TAJDID.ID~Medan || Suara menuntut penutupan PT Toba Pulp Lestari (TPL) terus bergema. Dari komunitas masyarakat adat di sekitar Danau Toba, aktivis lingkungan, hingga organisasi masyarakat sipil, semua menyuarakan keresahan yang sama: kerusakan ekologis yang semakin parah dan ruang hidup yang kian terancam. Namun, di balik suara lantang itu, benteng besar menghadang—yakni kepentingan nasional yang masih berwatak ekstraktivis.

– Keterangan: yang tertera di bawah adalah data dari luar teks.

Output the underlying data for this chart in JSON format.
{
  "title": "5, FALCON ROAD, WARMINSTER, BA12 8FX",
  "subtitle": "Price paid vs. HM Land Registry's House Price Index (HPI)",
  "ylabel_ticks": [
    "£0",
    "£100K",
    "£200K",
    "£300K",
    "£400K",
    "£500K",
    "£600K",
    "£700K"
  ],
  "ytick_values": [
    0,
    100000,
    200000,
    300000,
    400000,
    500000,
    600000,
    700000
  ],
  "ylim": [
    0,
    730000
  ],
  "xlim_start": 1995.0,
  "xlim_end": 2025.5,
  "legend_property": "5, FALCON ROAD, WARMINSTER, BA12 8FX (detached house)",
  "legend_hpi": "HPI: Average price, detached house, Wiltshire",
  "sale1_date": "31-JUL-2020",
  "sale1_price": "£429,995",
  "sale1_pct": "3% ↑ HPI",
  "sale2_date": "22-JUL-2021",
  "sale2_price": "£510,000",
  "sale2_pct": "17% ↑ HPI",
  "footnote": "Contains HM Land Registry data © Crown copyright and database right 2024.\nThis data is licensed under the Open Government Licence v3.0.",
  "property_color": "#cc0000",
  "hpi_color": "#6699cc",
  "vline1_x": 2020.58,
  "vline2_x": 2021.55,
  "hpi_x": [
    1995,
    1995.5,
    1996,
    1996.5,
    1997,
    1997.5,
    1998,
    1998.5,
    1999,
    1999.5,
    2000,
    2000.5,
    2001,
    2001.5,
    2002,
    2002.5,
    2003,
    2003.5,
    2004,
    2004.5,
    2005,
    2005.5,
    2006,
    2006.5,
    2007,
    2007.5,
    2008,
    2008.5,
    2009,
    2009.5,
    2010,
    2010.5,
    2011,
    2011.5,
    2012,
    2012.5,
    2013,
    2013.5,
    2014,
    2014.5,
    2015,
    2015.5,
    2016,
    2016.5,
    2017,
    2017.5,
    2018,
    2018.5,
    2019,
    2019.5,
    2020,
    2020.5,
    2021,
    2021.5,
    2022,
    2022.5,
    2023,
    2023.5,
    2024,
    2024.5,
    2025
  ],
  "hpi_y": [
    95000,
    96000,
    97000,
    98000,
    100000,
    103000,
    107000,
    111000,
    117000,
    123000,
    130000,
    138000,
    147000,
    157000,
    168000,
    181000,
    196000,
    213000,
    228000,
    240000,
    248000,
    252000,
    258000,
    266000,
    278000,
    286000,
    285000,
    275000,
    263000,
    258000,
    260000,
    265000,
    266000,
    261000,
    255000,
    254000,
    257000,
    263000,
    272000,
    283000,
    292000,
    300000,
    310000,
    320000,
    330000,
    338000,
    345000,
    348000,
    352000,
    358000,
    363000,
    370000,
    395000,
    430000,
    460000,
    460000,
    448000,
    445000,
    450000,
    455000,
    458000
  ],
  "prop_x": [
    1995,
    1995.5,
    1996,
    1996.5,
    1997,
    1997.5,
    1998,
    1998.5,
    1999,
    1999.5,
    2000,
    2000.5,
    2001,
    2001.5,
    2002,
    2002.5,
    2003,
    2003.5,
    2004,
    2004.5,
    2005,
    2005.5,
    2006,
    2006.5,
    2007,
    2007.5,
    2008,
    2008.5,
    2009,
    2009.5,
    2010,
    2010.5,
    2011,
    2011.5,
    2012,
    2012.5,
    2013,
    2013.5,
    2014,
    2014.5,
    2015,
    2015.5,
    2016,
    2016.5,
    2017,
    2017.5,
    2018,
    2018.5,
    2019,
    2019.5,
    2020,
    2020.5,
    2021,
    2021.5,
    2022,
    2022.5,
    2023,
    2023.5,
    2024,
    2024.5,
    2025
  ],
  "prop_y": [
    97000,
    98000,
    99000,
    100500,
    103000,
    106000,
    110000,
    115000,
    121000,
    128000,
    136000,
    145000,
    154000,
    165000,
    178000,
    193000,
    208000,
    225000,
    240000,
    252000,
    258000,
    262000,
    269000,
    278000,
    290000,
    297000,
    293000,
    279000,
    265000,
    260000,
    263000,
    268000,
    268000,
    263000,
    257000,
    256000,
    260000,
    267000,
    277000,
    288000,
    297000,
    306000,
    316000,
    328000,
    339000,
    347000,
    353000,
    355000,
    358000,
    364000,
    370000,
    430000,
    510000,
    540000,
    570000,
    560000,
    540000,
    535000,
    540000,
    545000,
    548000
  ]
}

Hal ini disampaikan Shohibul Anshor Siregar, dosen Fakultas Ilmu Sosial dan Ilmu Politik (FISIP) Universitas Muhammadiyah Sumatera Utara (UMSU), sekaligus Sekretaris Yayasan Advokasi Hak Konstitusi Indonesia (YAKIN), Jakarta. Menurutnya, problem TPL tidak bisa dilihat semata-mata sebagai sengketa perusahaan dengan masyarakat lokal, melainkan sebagai gambaran lebih besar tentang arah pembangunan Indonesia.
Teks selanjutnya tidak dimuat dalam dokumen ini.